Reverend Cotton Marcus (Patrick Fabian) is a second-generation priest and veteran exorcist being followed around by a documentary crew. He no longer believes in exorcisms, however, and merely performs the services for money to feed his family, and hopefully providing benefit to the psychological health of the supposedly afflicted. He and the doco crew head to his latest gig on a farm in Louisiana where fundamentalist/traditionalist father Louis Sweetzer (Louis Herthum) believes his 16 year-old daughter (Ashley Bell) is demonically possessed and somehow behind the slaughtering of his livestock. The Reverend treats this as any other crackpot case and goes through the motions of his schtick, rigging up sound FX and the like, and seems to do away with any demons quite easily. But when he goes back to his hotel room that night, the Reverend finds the girl in his room. He starts to suspect she’s seriously psychologically unbalanced, and her behaviour only gets more erratic and disturbing.

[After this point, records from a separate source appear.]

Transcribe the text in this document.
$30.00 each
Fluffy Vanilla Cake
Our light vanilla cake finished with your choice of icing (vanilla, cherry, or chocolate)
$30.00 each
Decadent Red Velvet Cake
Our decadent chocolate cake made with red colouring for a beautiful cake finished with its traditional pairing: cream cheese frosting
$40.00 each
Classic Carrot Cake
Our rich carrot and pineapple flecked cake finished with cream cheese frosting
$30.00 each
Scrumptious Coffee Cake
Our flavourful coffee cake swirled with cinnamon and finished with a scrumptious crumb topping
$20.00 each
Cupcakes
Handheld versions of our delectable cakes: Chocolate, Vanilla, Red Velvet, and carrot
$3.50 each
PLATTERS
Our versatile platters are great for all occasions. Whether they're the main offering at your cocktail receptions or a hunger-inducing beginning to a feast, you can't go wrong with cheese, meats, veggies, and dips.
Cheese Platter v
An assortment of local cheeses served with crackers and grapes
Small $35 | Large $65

Although I have a general disdain for handheld, shake-cam style filmmaking, and putting aside the fact that the “Blair Witch Project” approach of horror filmmaking is hardly new, I decided to just judge this film solely on its merits if at all possible. For the most part I was able to do that and enjoyed this 2010 horror mockumentary from filmmaker Daniel Stamm (a German-born director in only his second film). In fact, aside from one shot towards the end, the film finds its own identity. People looking for straight-up, terror might be bored senseless pretty early on, but I was largely entertained and intrigued here from the word go.
The film convinces fairly early on, despite the “Omen”-esque subject matter, and the main character played by Patrick Fabian is especially interesting. What I found most hilarious about him is that whilst being a charlatan (albeit one who exposes other frauds), he’s also a smug SOB. At times this plays more like a black comedy than horror, kinda like “Mythbusters” by way of “Paranormal Activity”. Lead actress Ashley Bell is also excellent as the supposedly possessed girl. Quite adorable in the early going, actually. She’s totally convincing even in moments where the film itself isn’t quite on point. I hope she gets a decent career out of this film. And damn is the girl flexible (She has something called hypermobility, thus there are no FX used for her on-screen contortions).
I also liked that even though you could see that the dad might be a very bad influence (if not even worse than that) on Bell, it still didn’t explain everything. Either it is legit possession or a hoax. And if it’s a hoax, by whom? On whom? So writers Huck Botko and Andrew Gurland (who were originally going to direct until Stamm came on board) deserve credit for keeping us guessing throughout.
The film isn’t perfect. We occasionally get some annoying third person camera shots that break the faux-documentary illusion. Exterior establishing shots are cool but don’t fit the film’s M.O. The camerawork overall is mostly steady, but the zooming in and out is really excessive and unnecessary. Cinematographer Zoltan Honti should be raked over the coals for that (Is he a huge Jesus Franco fan?). And then there’s that very obvious (and outdated at this point) shot composition steal from “The Blair Witch Project” that makes an otherwise not bad conclusion (certainly better than I’d heard) something a bit lesser than it could’ve been. Full marks, though, for not ending up where I thought the film would. The idea had crossed my mind , but it wasn’t the conclusion I’d ultimately settled on. I’m not sure why people hate the ending so much as they do, it’s just one part of the ending that I didn’t like. What were you all expecting?
OVERALL SUMMARY
This isn’t anything brilliant, but it’s a perfectly enjoyable horror film, with a mockumentary style and black comedy bent. It won’t be for every horror enthusiast’s tastes, but I enjoyed it.